Can it be done with the help of CURL?
I want to download addresses from this page and save them to the file.
I want to save these links.
`
https://polsatboxgo.pl/wideo/seriale/pierwsza-milosc/5027238/sezon-44/5027472/pierwsza-milosc-odcinek-2984/585ddf5a3dde69cb58c7f42ba52790a4
https://polsatboxgo.pl/wideo/seriale/pierwsza-milosc/5027238/sezon-44/5027472/pierwsza-milosc-odcinek-2985/e15e664718ef6c0dba471d59c4a1928a
https://polsatboxgo.pl/wideo/seriale/pierwsza-milosc/5027238/sezon-44/5027472/pierwsza-milosc-odcinek-2986/58edb8e0f06dc3da40c255e50b3839cf
`
Edition 1.

You will need to use something like
Download Serialized DOM
I added that to my Firefox browser and it works, although it is a bit slow, and the only time you know it is completed is when the *.html.part file disappears for the corresponding *.html file which you will save using the Add-on button.
Basically, that will save the complete web page (excluding binaries, i.e. images, videos, etc.) as a single text file.
Also, only while saving these files, the developper indicates there is a bug for which you MUST allow "Use in private mode" to circumvent the bug.

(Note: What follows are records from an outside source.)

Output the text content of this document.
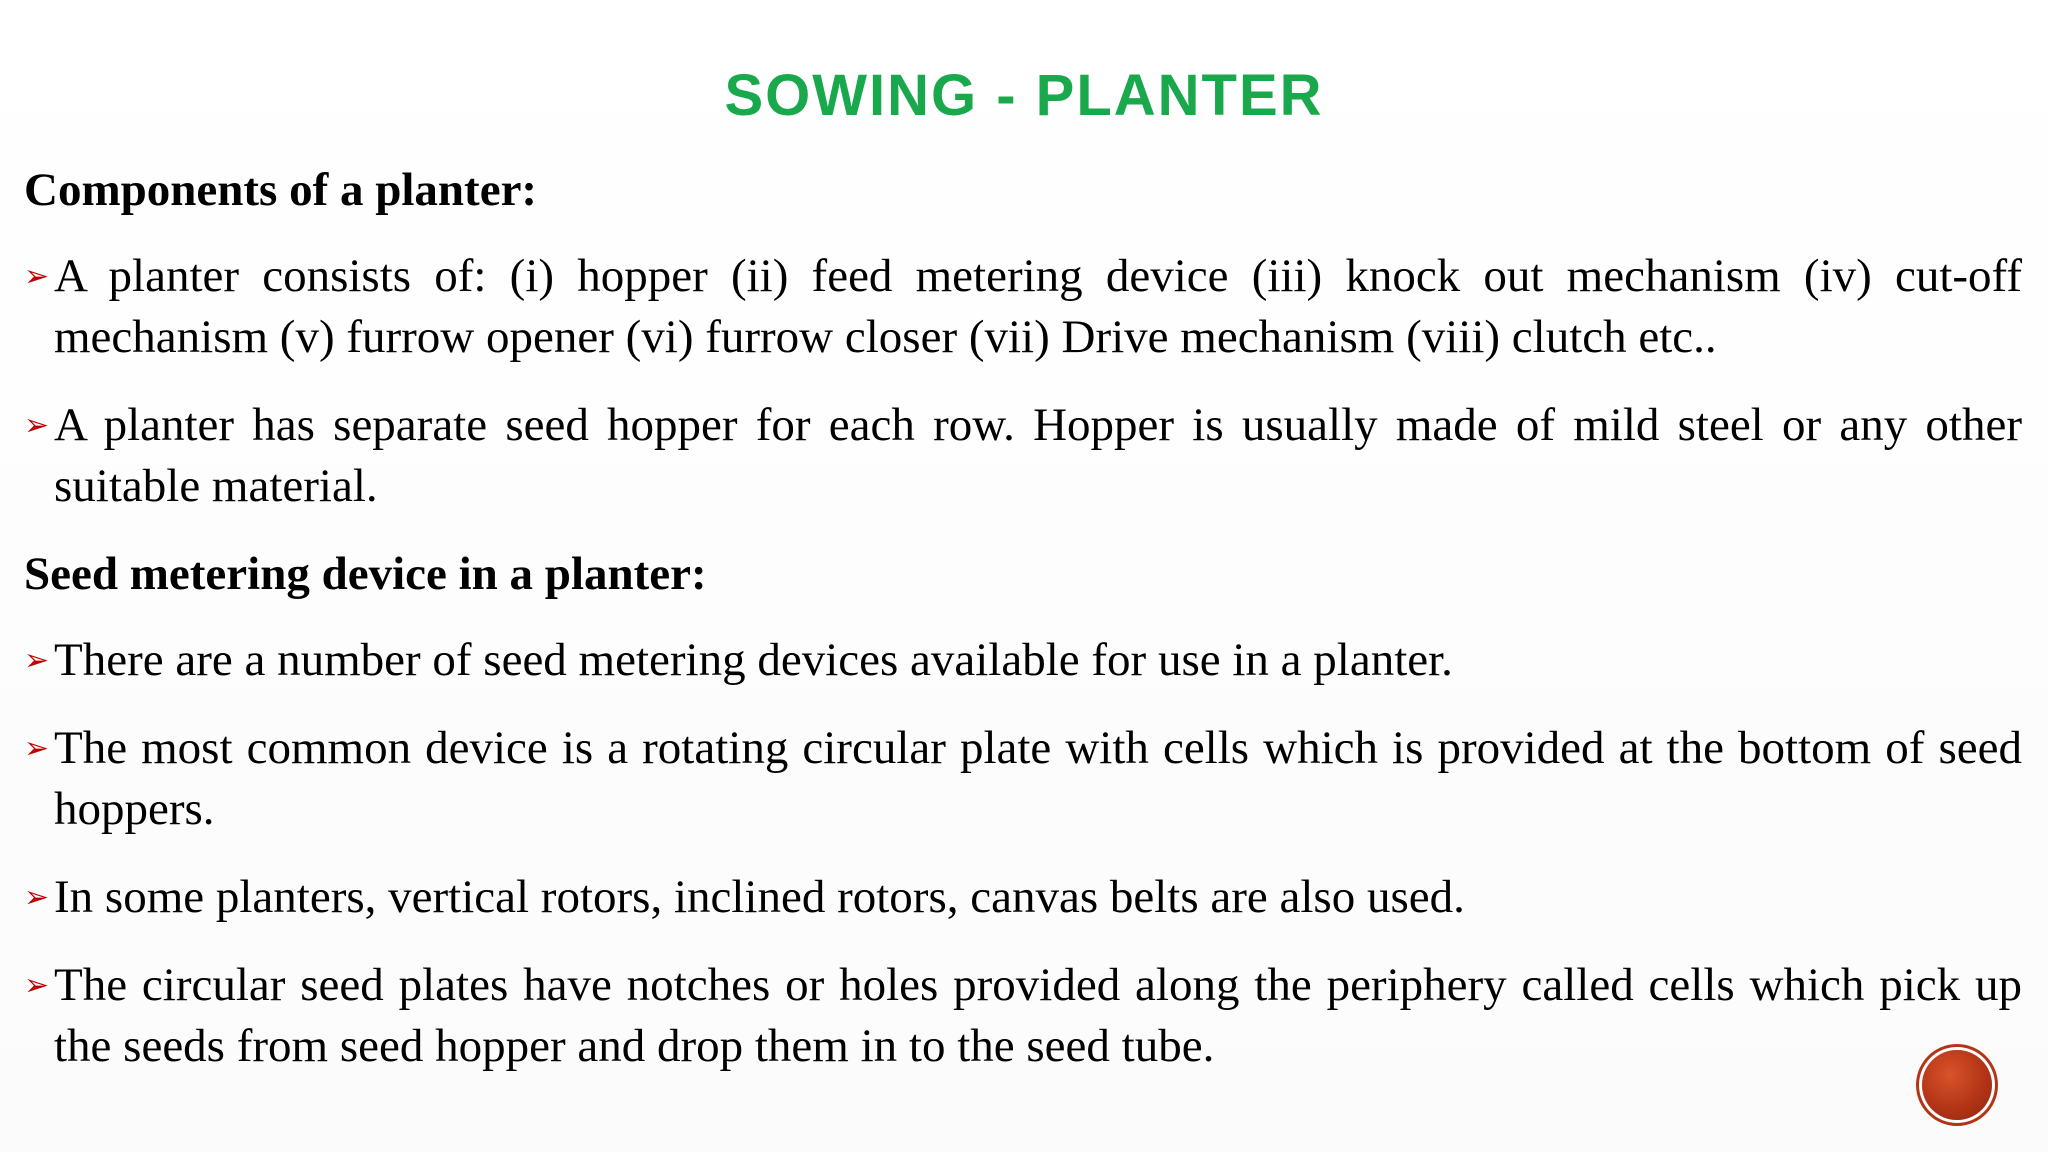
SOWING - PLANTER
Components of a planter:
➢ A planter consists of: (i) hopper (ii) feed metering device (iii) knock out mechanism (iv) cut-off mechanism (v) furrow opener (vi) furrow closer (vii) Drive mechanism (viii) clutch etc..
➢ A planter has separate seed hopper for each row. Hopper is usually made of mild steel or any other suitable material.
Seed metering device in a planter:
➢ There are a number of seed metering devices available for use in a planter.
➢ The most common device is a rotating circular plate with cells which is provided at the bottom of seed hoppers.
➢ In some planters, vertical rotors, inclined rotors, canvas belts are also used.
➢ The circular seed plates have notches or holes provided along the periphery called cells which pick up the seeds from seed hopper and drop them in to the seed tube.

Here is a fragment of the full season 44 index page displayed (note the address in the address bar):
Since I don't have your access I can't reproduce, but the service is hiding from me the page of the individual video (what you get when you click on a picture) because I don't have login access. They give me the index instead of the address in the address bar (their security processes at work). However the index page should probably show something different after the ".../sezon-44/5027472/" .
Using that saved DOM file as input, the following will extract the necessary references:
#!/bin/sh
###
### LOGIC FLOW => CONFIRMED VALID
###
DBG=1
#URL="https://polsatboxgo.pl/wideo/seriale/pierwsza-milosc/5027238/sezon-44/5027472/pierwsza-milosc-odcinek-2984/585ddf5a3dde69cb58c7f42ba52790a4"
###
### Completely expanded and populated DOM file,
### as captured by Firefox extension "Download Serialized DOM"
###
### Extension is slow but apparently very functional.
###
INPUT="test_77_Serialized.html"
BASE=$(basename "$0" ".sh")
TMP="${BASE}.tmp"
HARVESTED="${BASE}.harvest"
DISTILLED="${BASE}.urls"
#if [ ! -s "${TMP}" ]
#then
# ### Non-serialized
# wget -O "${TMP}" "${URL}"
#fi
### Each 'more' step is to allow review of outputs to identify patterns which are to be used for the next step.
cp -p ${INPUT} "${TMP}"
test ${DBG} -eq 1 && more ${TMP}
sed 's+\<a\ +\n\<a\ +g' "${TMP}" >"${TMP}.2"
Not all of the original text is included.